Opwora threw in the towel on Thursday leaving Mombasa Branch chairman; Michael Amahwa, former Football Kenya Federation vice-president, Robert Asembo and IMC co-chair; Dan Mule, the man seen as the outsider due to his eastern Kenya roots.
Citizen Digital understands the threat Mule poses as a popular candidate across board for his track record in managing the affairs of the club has made the sons of western Kenya reconsider rallying behind one of them to keep the leadership of the club ‘home’.
Amahwa and Opwora contradicted each other over the reasons the latter quit the race in the 11th hour to run the 12-time domestic club champions in a campaign inside the Den dubbed in the local Luhya dialect as lero luno eshiefu ne eshiefu (this time round, what is ours remains ours).
It is aimed at locking out the man who hails for Machakos and endeared himself among Ingwe faithful as the vibrant Embakasi Branch chairman before ascending to the IMC from ascending to the command of the team that draws its bedrock support from Luhyaland.
“If I vie alongside Amahwa and Asembo, then we will be simply be dividing our votes and so my intention is to make sure that we cast all our votes in one basket.
“I have tried to reach out to Asembo and Amahwa so as to ask them to agree and front one person in order to make the western region stronger,” Opwora told Citizen Digital on Friday.
Speaking earlier to Radio Citizen and Mulembe FM at Communication Centre in Nairobi, Amahwa strenuously disputed allegations the late withdrawal of Opwora was a ploy to ensure the club is run by a leader from the Luhya community.
The Mombasa Branch chairman also denied clandestine talks took place to convince Opwora to step down in his favour with some saying even money changed hands from the man whose financial muscle has been felt inside the Den during the run-up to the elections.
“The important thing is that I never prevailed over him to support me, he must have seen he’s in a losing battle and decided to join the winners,” Amahwa underscored.
“As much as we want to accommodate everyone, which is the way to go, we must accept that AFC has its roots in Luhya. It’s worth noting 12 clubs from Luhyaland were merged to form AFC, so the name may have a different meaning but Opwora’s decision to support me may also have come from his Luhya heart,” he added.

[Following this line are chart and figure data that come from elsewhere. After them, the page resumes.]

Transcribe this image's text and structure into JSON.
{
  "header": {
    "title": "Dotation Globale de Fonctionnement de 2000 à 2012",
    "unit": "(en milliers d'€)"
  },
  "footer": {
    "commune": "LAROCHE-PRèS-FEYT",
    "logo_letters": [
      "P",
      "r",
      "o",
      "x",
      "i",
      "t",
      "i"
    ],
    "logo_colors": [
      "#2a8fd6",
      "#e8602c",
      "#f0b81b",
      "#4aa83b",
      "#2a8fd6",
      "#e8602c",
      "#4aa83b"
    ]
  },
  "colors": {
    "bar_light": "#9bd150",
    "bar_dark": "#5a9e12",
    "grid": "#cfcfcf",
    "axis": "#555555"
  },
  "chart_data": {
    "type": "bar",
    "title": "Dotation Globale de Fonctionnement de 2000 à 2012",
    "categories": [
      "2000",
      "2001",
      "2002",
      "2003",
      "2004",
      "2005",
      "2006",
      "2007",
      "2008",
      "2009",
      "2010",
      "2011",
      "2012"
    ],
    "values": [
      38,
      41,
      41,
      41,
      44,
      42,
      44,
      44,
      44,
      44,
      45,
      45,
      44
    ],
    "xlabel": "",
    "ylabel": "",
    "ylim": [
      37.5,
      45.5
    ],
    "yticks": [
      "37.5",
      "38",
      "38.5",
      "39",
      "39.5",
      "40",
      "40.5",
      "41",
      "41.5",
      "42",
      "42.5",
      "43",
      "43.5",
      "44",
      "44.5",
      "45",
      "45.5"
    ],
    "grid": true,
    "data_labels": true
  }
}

The front runner declared it was a two-horse race between himself and Mule, terming the former FKF deputy boss Asembo and Opwora as leaders with no following.
Mule on his part labelled the latest development a plot to ensure he is locked out of the top seat by using the tribal trump card.

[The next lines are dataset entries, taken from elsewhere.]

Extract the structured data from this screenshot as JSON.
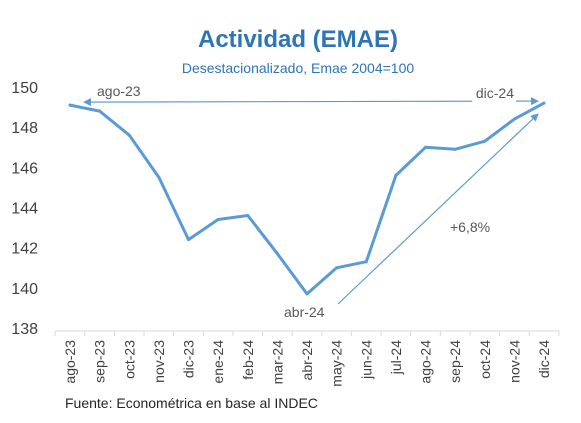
{
  "chart_data": {
    "type": "line",
    "title": "Actividad (EMAE)",
    "subtitle": "Desestacionalizado, Emae 2004=100",
    "categories": [
      "ago-23",
      "sep-23",
      "oct-23",
      "nov-23",
      "dic-23",
      "ene-24",
      "feb-24",
      "mar-24",
      "abr-24",
      "may-24",
      "jun-24",
      "jul-24",
      "ago-24",
      "sep-24",
      "oct-24",
      "nov-24",
      "dic-24"
    ],
    "series": [
      {
        "values": [
          149.1,
          148.8,
          147.6,
          145.5,
          142.4,
          143.4,
          143.6,
          141.7,
          139.7,
          141.0,
          141.3,
          145.6,
          147.0,
          146.9,
          147.3,
          148.4,
          149.2
        ]
      }
    ],
    "ylim": [
      138,
      150
    ],
    "yticks": [
      138,
      140,
      142,
      144,
      146,
      148,
      150
    ],
    "grid": false,
    "legend": "none",
    "line_color": "#5b9bd5",
    "text_color": "#2e75b6",
    "annotations": {
      "range_start": "ago-23",
      "range_end": "dic-24",
      "trough": "abr-24",
      "change": "+6,8%"
    },
    "source": "Fuente: Econométrica en base al INDEC"
  }
}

“Opwora has been with Amahwa for so long and so it shows that I’m the common enemy in this race. Even the missing Ksh1.8 million that was taken from the club’s coffers was a scheme between Opwora, Amahwa and secretary general, Maurice Osundwa so they want to cover up,” he alleged.

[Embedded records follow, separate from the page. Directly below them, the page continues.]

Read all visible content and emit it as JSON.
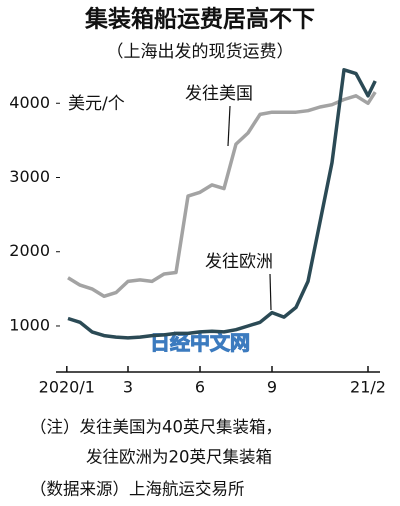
{
  "chart_data": {
    "type": "line",
    "title": "集装箱船运费居高不下",
    "subtitle": "（上海出发的现货运费）",
    "y_label": "美元/个",
    "x": [
      0.5,
      1,
      1.5,
      2,
      2.5,
      3,
      3.5,
      4,
      4.5,
      5,
      5.5,
      6,
      6.5,
      7,
      7.5,
      8,
      8.5,
      9,
      9.5,
      10,
      10.5,
      11,
      11.5,
      12,
      12.5,
      13,
      13.3
    ],
    "series": [
      {
        "name": "发往美国",
        "color": "#a3a3a3",
        "values": [
          1650,
          1550,
          1500,
          1400,
          1450,
          1600,
          1620,
          1600,
          1700,
          1720,
          2750,
          2800,
          2900,
          2850,
          3450,
          3600,
          3850,
          3880,
          3880,
          3880,
          3900,
          3950,
          3980,
          4050,
          4100,
          4000,
          4150
        ]
      },
      {
        "name": "发往欧洲",
        "color": "#2b4a55",
        "values": [
          1100,
          1050,
          920,
          870,
          850,
          840,
          850,
          870,
          880,
          900,
          900,
          920,
          930,
          920,
          950,
          1000,
          1050,
          1180,
          1120,
          1250,
          1600,
          2400,
          3200,
          4450,
          4400,
          4100,
          4300
        ]
      }
    ],
    "xlim": [
      0,
      13.5
    ],
    "xticks": [
      {
        "value": 0.45,
        "label": "2020/1"
      },
      3,
      6,
      9,
      {
        "value": 13,
        "label": "21/2"
      }
    ],
    "ylim": [
      380,
      4650
    ],
    "yticks": [
      1000,
      2000,
      3000,
      4000
    ],
    "watermark": "日经中文网",
    "notes": [
      "（注）发往美国为40英尺集装箱，",
      "发往欧洲为20英尺集装箱",
      "（数据来源）上海航运交易所"
    ]
  }
}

“I’m also aware they want to reach out to Asembo to make sure they only have one candidate who will enter the ring against me,” Mule further charged.
He declared if he carries the day on Sunday, he would ensure the culprits have their day in court to ensure money is paid back in what will further ruffle feathers.
Speaking on Mule, Amahwa who has styled himself as the ‘Tsunami’ that will sweep Sunday’s elections said he would not hesitate to work with the IMC co-chair if elected.
“I tried to have him run as my deputy but he declined,” he added, confirming reports that surfaced last month that Mule was being prevailed to accept the number two position so that Ingwe would have a leader from home.